Increase Federal Funding For Oil And Gas Site Reclamation

Reclamation–the process of restoring a natural ecosystem after it has been used for oil and gas production–can be a critical tool for economic revitalization, first, by cleaning up environmental hazards and second, by enabling redevelopment of valuable remaining infrastructure. The federal government can help with reclamation efforts by increasing baseline funding for federal reclamation programs, providing matching funding for private reclamation projects of fossil fuel sites, and expanding Department of Energy financing options to help deploy much-needed private investment to ensure safe and swift reclamation.

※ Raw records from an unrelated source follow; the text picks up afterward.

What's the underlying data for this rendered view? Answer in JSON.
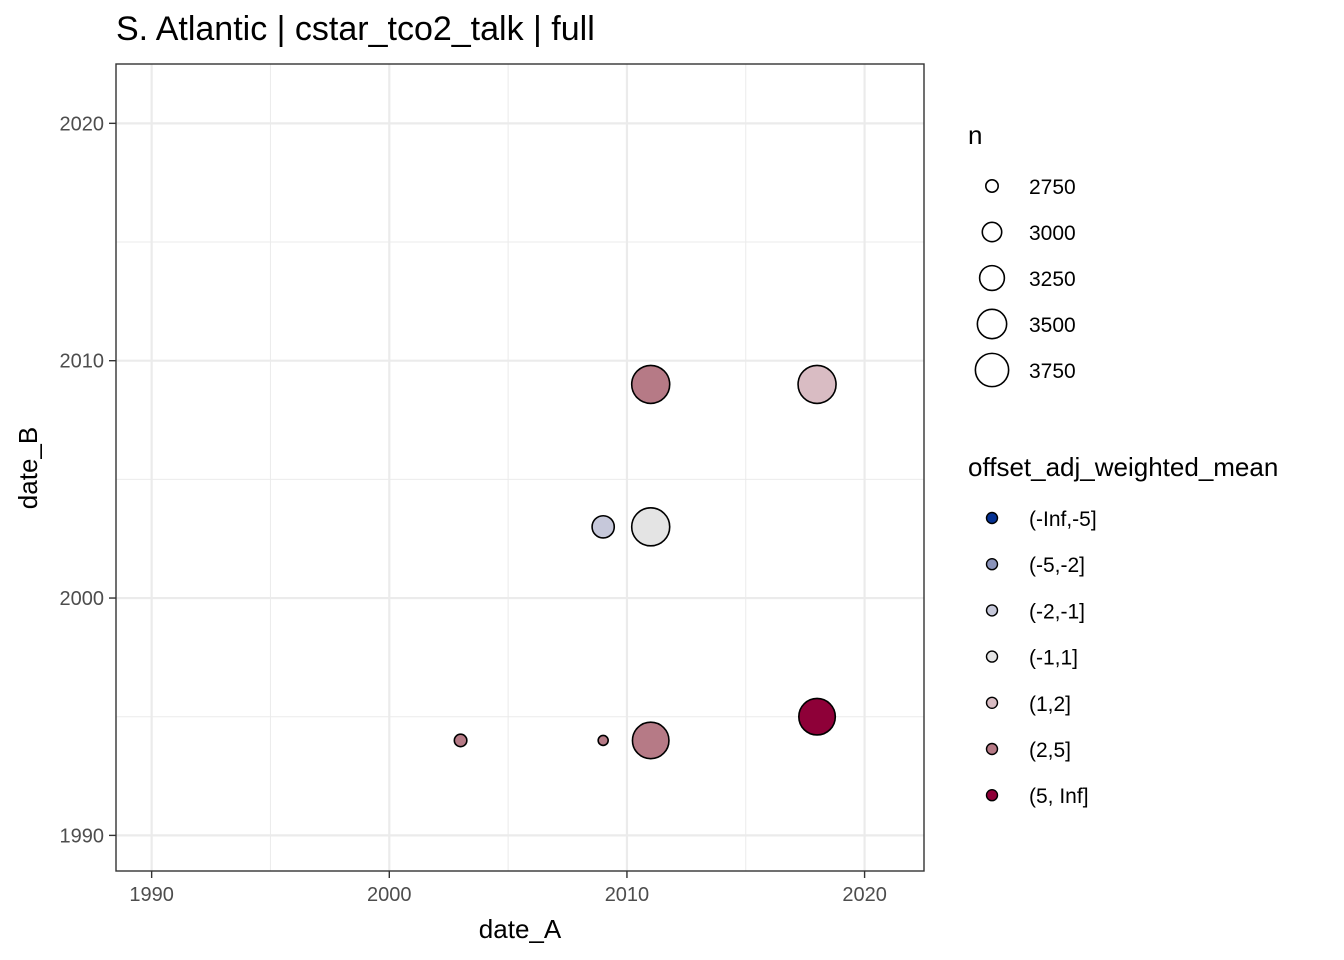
{
  "chart_data": {
    "type": "scatter",
    "title": "S. Atlantic | cstar_tco2_talk | full",
    "xlabel": "date_A",
    "ylabel": "date_B",
    "xlim": [
      1988.5,
      2022.5
    ],
    "ylim": [
      1988.5,
      2022.5
    ],
    "x_ticks": [
      1990,
      2000,
      2010,
      2020
    ],
    "y_ticks": [
      1990,
      2000,
      2010,
      2020
    ],
    "grid": true,
    "points": [
      {
        "x": 2003,
        "y": 1994,
        "n": 2650,
        "bin": "(2,5]"
      },
      {
        "x": 2009,
        "y": 1994,
        "n": 2600,
        "bin": "(2,5]"
      },
      {
        "x": 2011,
        "y": 1994,
        "n": 3700,
        "bin": "(2,5]"
      },
      {
        "x": 2018,
        "y": 1995,
        "n": 3700,
        "bin": "(5, Inf]"
      },
      {
        "x": 2009,
        "y": 2003,
        "n": 2950,
        "bin": "(-2,-1]"
      },
      {
        "x": 2011,
        "y": 2003,
        "n": 3800,
        "bin": "(-1,1]"
      },
      {
        "x": 2011,
        "y": 2009,
        "n": 3800,
        "bin": "(2,5]"
      },
      {
        "x": 2018,
        "y": 2009,
        "n": 3800,
        "bin": "(1,2]"
      }
    ],
    "size_legend": {
      "title": "n",
      "values": [
        2750,
        3000,
        3250,
        3500,
        3750
      ]
    },
    "color_legend": {
      "title": "offset_adj_weighted_mean",
      "items": [
        {
          "label": "(-Inf,-5]",
          "color": "#053193"
        },
        {
          "label": "(-5,-2]",
          "color": "#8a93ba"
        },
        {
          "label": "(-2,-1]",
          "color": "#c6c8da"
        },
        {
          "label": "(-1,1]",
          "color": "#e4e4e4"
        },
        {
          "label": "(1,2]",
          "color": "#d9bcc3"
        },
        {
          "label": "(2,5]",
          "color": "#b67a86"
        },
        {
          "label": "(5, Inf]",
          "color": "#8e0038"
        }
      ]
    }
  }
}
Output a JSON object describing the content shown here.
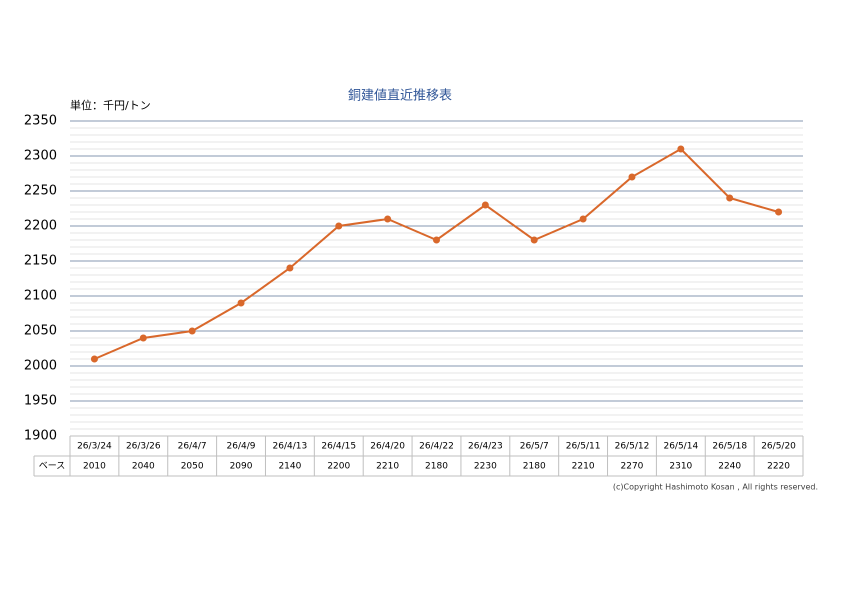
{
  "chart_data": {
    "type": "line",
    "title": "銅建値直近推移表",
    "unit_label": "単位：千円/トン",
    "categories": [
      "26/3/24",
      "26/3/26",
      "26/4/7",
      "26/4/9",
      "26/4/13",
      "26/4/15",
      "26/4/20",
      "26/4/22",
      "26/4/23",
      "26/5/7",
      "26/5/11",
      "26/5/12",
      "26/5/14",
      "26/5/18",
      "26/5/20"
    ],
    "values": [
      2010,
      2040,
      2050,
      2090,
      2140,
      2200,
      2210,
      2180,
      2230,
      2180,
      2210,
      2270,
      2310,
      2240,
      2220
    ],
    "color": "#d9682b",
    "ylim": [
      1900,
      2350
    ],
    "yticks": [
      1900,
      1950,
      2000,
      2050,
      2100,
      2150,
      2200,
      2250,
      2300,
      2350
    ],
    "grid": true,
    "table_row_label": "ベース",
    "copyright": "(c)Copyright Hashimoto Kosan , All rights reserved."
  }
}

Prohibit Oil And Gas Leasing Off The Coast Of California

In 2018 the Trump administration released a five-year offshore leasing plan that proposed opening up the entire West Coast to new drilling despite the widespread opposition of Pacific coast states. Congress should pass legislation prohibiting oil and gas leasing off the coast of California to make sure that presidential administrations can’t open up offshore drilling.


Preserve Our Natural Lands, Expand National Monuments, And Protect More Of California

California is home to 48 million acres of federally protected land. We have an obligation to preserve our state’s natural resources. Much like Senator Feinstein, Adam will be a champion for preserving, protecting and conserving natural wildlands across the state. One example of how we can do this is by passing the Rim of the Valley Corridor Preservation Act, Adam’s legislation would add more than 191,000 acres of the Rim of the Valley Corridor to the Santa Monica Mountains National Recreation Area.

Protect And Preserve Our Kelp Forests

There has been a 95% decline in Northern California’s kelp forests since 2014. California is considering a proposal to expand vital marine refuges surrounded by critical kelp habitat and a new marine reserve off the coast of Santa Cruz. The federal government should create a grant program to conserve, restore, and manage kelp forest ecosystems.